Microsoft’s Surface, is basically a touch screen coffee table computer.
Andy Wilson, the designer who created Surface has now unveiled his latest project called LaserTouch. Wilson is a member of the Adaptive Systems and Interaction group at Microsoft Research.
LaserTouch is a new sensing technology that uses computer vision techniques to sense your multiple contacts on a surface. So you see here there’s a camera. The camera is looking at everything on the display and we also have these infrared lasers. You’ll have to take my word for it that they’re infrared.
You shouldn’t be able to see infrared. So these infrared lasers are set up to throw a sheet of infrared light on the surface of the display and the contacts are detected in the video in the video processing unit when you touch the surface and reflect back some of the infrared light. So when I go here you can see you can get multiple contacts on the surface.
Using experimental presentation software called Plex, Wilson was able to navigate through PowerPoint-like presentation slides on a 30-inch flat-panel display.
So this is a PowerPoint deck and this is how we can flip through a PowerPoint presentation. I like Plex because you can do a presentation and not be completely bogged down by the way PowerPoint works. You know, PowerPoint is one slide after another. In Plex I can pop up and out of those slides and maybe show a video.
It’s a much more fluid, non linear, random access system. So right now we’re just doing the standard. I can touch to translate or do this kind of flicking thing. And then do this tapping gesture which brings me in and out of the various slides or videos. And then there is this sort of flicking gesture that I can use to get from one slide to another.
At first glance, LaserTouch and Surface look surprisingly similar, but Wilson said that because LaserTouch can work with screens that have a much higher resolution than Surface, it could be used by office workers, if its ever brought to market.
Wilson said that his software was also used to power the interactive whiteboard technology called Touch Wall that Microsoft Chairman Bill Gates recently demonstrated at the company’s CEO Summit. LaserTouch can work on virtually any flat display, including a projection screen. The two lasers and a camera used in Wilson’s demo cost just a few hundred dollars.

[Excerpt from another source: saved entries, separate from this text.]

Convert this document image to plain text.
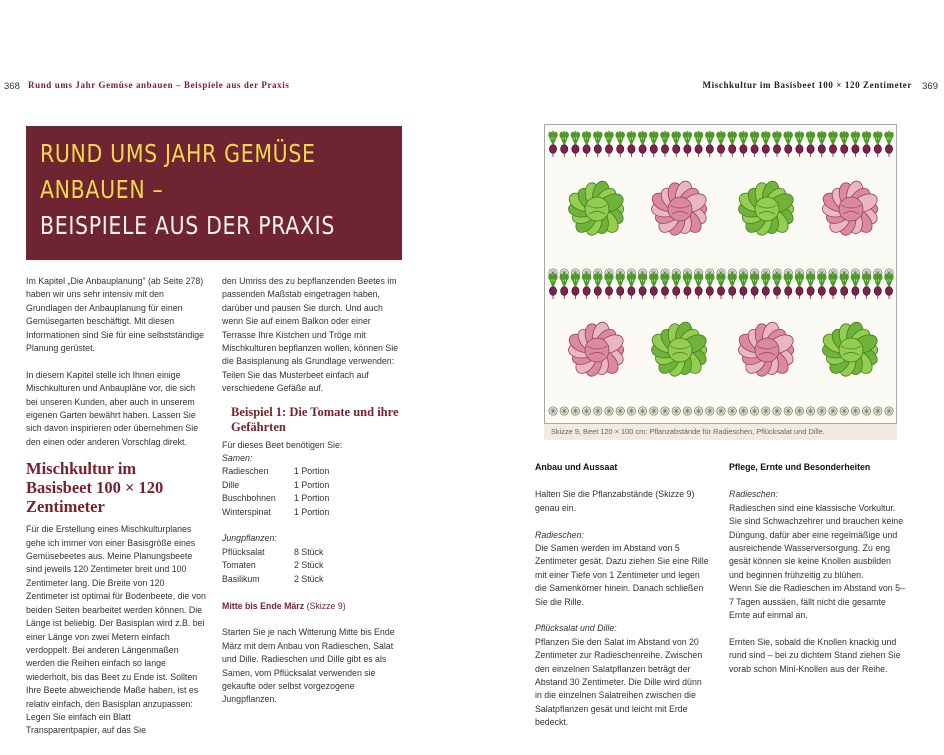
368 Rund ums Jahr Gemüse anbauen – Beispiele aus der Praxis	Mischkultur im Basisbeet 100 × 120 Zentimeter 369
RUND UMS JAHR GEMÜSE
ANBAUEN –
BEISPIELE AUS DER PRAXIS

Im Kapitel „Die Anbauplanung" (ab Seite 278) haben wir uns sehr intensiv mit den Grundlagen der Anbauplanung für einen Gemüsegarten beschäftigt. Mit diesen Informationen sind Sie für eine selbstständige Planung gerüstet.

In diesem Kapitel stelle ich Ihnen einige Mischkulturen und Anbaupläne vor, die sich bei unseren Kunden, aber auch in unserem eigenen Garten bewährt haben. Lassen Sie sich davon inspirieren oder übernehmen Sie den einen oder anderen Vorschlag direkt.

Mischkultur im Basisbeet 100 × 120 Zentimeter

Für die Erstellung eines Mischkulturplanes gehe ich immer von einer Basisgröße eines Gemüsebeetes aus. Meine Planungsbeete sind jeweils 120 Zentimeter breit und 100 Zentimeter lang. Die Breite von 120 Zentimeter ist optimal für Bodenbeete, die von beiden Seiten bearbeitet werden können. Die Länge ist beliebig. Der Basisplan wird z.B. bei einer Länge von zwei Metern einfach verdoppelt. Bei anderen Längenmaßen werden die Reihen einfach so lange wiederholt, bis das Beet zu Ende ist. Sollten Ihre Beete abweichende Maße haben, ist es relativ einfach, den Basisplan anzupassen: Legen Sie einfach ein Blatt Transparentpapier, auf das Sie

den Umriss des zu bepflanzenden Beetes im passenden Maßstab eingetragen haben, darüber und pausen Sie durch. Und auch wenn Sie auf einem Balkon oder einer Terrasse Ihre Kistchen und Tröge mit Mischkulturen bepflanzen wollen, können Sie die Basisplanung als Grundlage verwenden: Teilen Sie das Musterbeet einfach auf verschiedene Gefäße auf.

Beispiel 1: Die Tomate und ihre Gefährten
Für dieses Beet benötigen Sie:
Samen:
Radieschen	1 Portion
Dille	1 Portion
Buschbohnen	1 Portion
Winterspinat	1 Portion
Jungpflanzen:
Pflücksalat	8 Stück
Tomaten	2 Stück
Basilikum	2 Stück
Mitte bis Ende März (Skizze 9)

Starten Sie je nach Witterung Mitte bis Ende März mit dem Anbau von Radieschen, Salat und Dille. Radieschen und Dille gibt es als Samen, vom Pflücksalat verwenden sie gekaufte oder selbst vorgezogene Jungpflanzen.

Skizze 9, Beet 120 × 100 cm: Pflanzabstände für Radieschen, Pflücksalat und Dille.
Anbau und Aussaat

Halten Sie die Pflanzabstände (Skizze 9) genau ein.

Radieschen:

Die Samen werden im Abstand von 5 Zentimeter gesät. Dazu ziehen Sie eine Rille mit einer Tiefe von 1 Zentimeter und legen die Samenkörner hinein. Danach schließen Sie die Rille.

Pflücksalat und Dille:

Pflanzen Sie den Salat im Abstand von 20 Zentimeter zur Radieschenreihe. Zwischen den einzelnen Salatpflanzen beträgt der Abstand 30 Zentimeter. Die Dille wird dünn in die einzelnen Salatreihen zwischen die Salatpflanzen gesät und leicht mit Erde bedeckt.

Pflege, Ernte und Besonderheiten
Radieschen:
Radieschen sind eine klassische Vorkultur. Sie sind Schwachzehrer und brauchen keine Düngung, dafür aber eine regelmäßige und ausreichende Wasserversorgung. Zu eng gesät können sie keine Knollen ausbilden und beginnen frühzeitig zu blühen.

Wenn Sie die Radieschen im Abstand von 5–7 Tagen aussäen, fällt nicht die gesamte Ernte auf einmal an.

Ernten Sie, sobald die Knollen knackig und rund sind – bei zu dichtem Stand ziehen Sie vorab schon Mini-Knollen aus der Reihe.
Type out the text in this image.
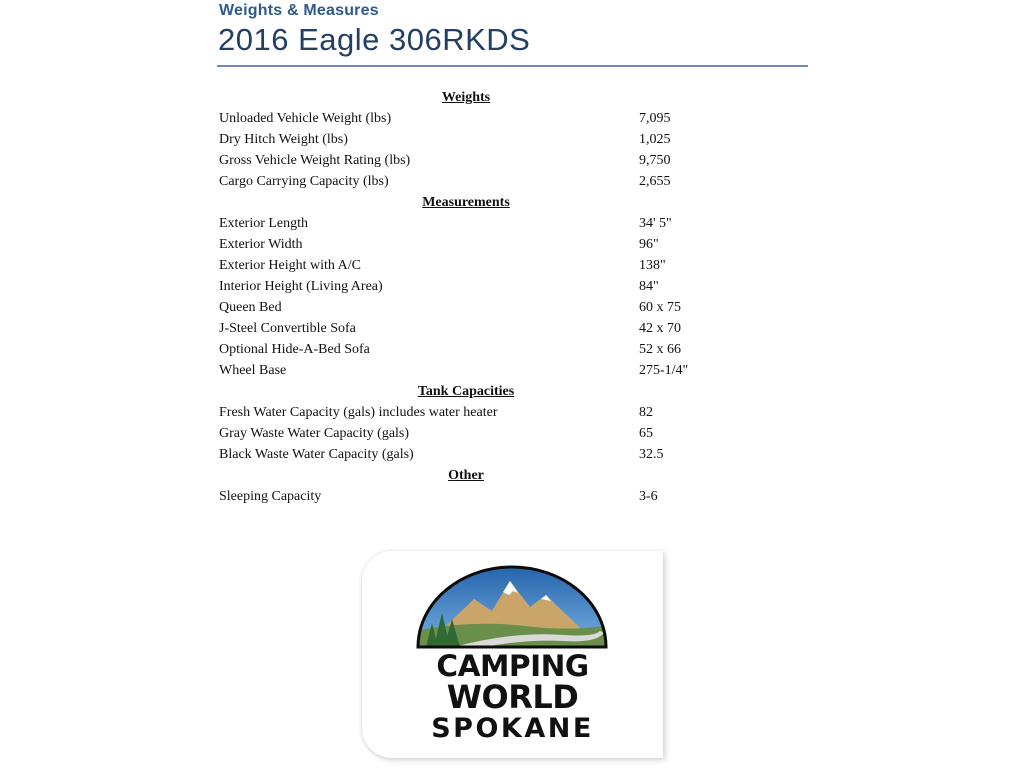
Weights & Measures
2016 Eagle 306RKDS
Weights
Unloaded Vehicle Weight (lbs)	7,095
Dry Hitch Weight (lbs)	1,025
Gross Vehicle Weight Rating (lbs)	9,750
Cargo Carrying Capacity (lbs)	2,655
Measurements
Exterior Length	34' 5"
Exterior Width	96"
Exterior Height with A/C	138"
Interior Height (Living Area)	84"
Queen Bed	60 x 75
J-Steel Convertible Sofa	42 x 70
Optional Hide-A-Bed Sofa	52 x 66
Wheel Base	275-1/4"
Tank Capacities
Fresh Water Capacity (gals) includes water heater	82
Gray Waste Water Capacity (gals)	65
Black Waste Water Capacity (gals)	32.5
Other
Sleeping Capacity	3-6
CAMPING
WORLD
SPOKANE
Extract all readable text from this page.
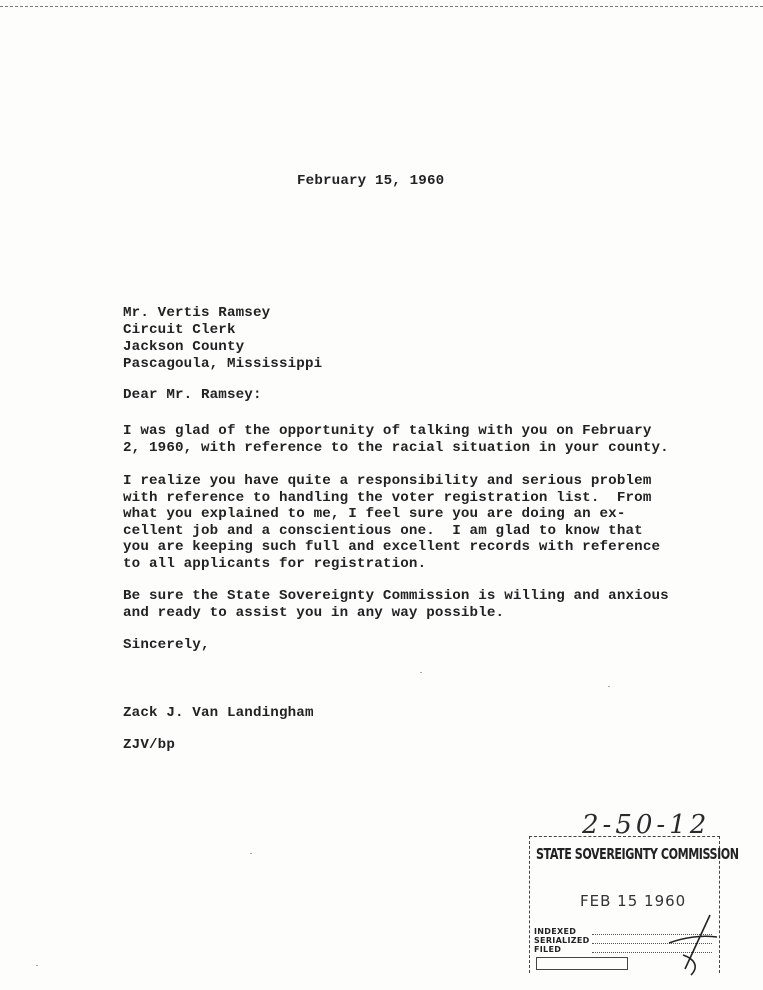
February 15, 1960
Mr. Vertis Ramsey
Circuit Clerk
Jackson County
Pascagoula, Mississippi
Dear Mr. Ramsey:
I was glad of the opportunity of talking with you on February
2, 1960, with reference to the racial situation in your county.
I realize you have quite a responsibility and serious problem
with reference to handling the voter registration list.  From
what you explained to me, I feel sure you are doing an ex-
cellent job and a conscientious one.  I am glad to know that
you are keeping such full and excellent records with reference
to all applicants for registration.
Be sure the State Sovereignty Commission is willing and anxious
and ready to assist you in any way possible.
Sincerely,
Zack J. Van Landingham
ZJV/bp
2-50-12
STATE SOVEREIGNTY COMMISSION
FEB 15 1960
INDEXED
SERIALIZED
FILED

Earlier research has shown how technology like LaserTouch can mesh with the real world in interesting ways, like in this game of chess where two people in different locations can play against each other.
Each player put a white piece of paper and white or black chess pieces on the board and the LaserTouch did the rest. There is a drawback, though. When you capture a piece, your opponent, not you, has to remove it from the board.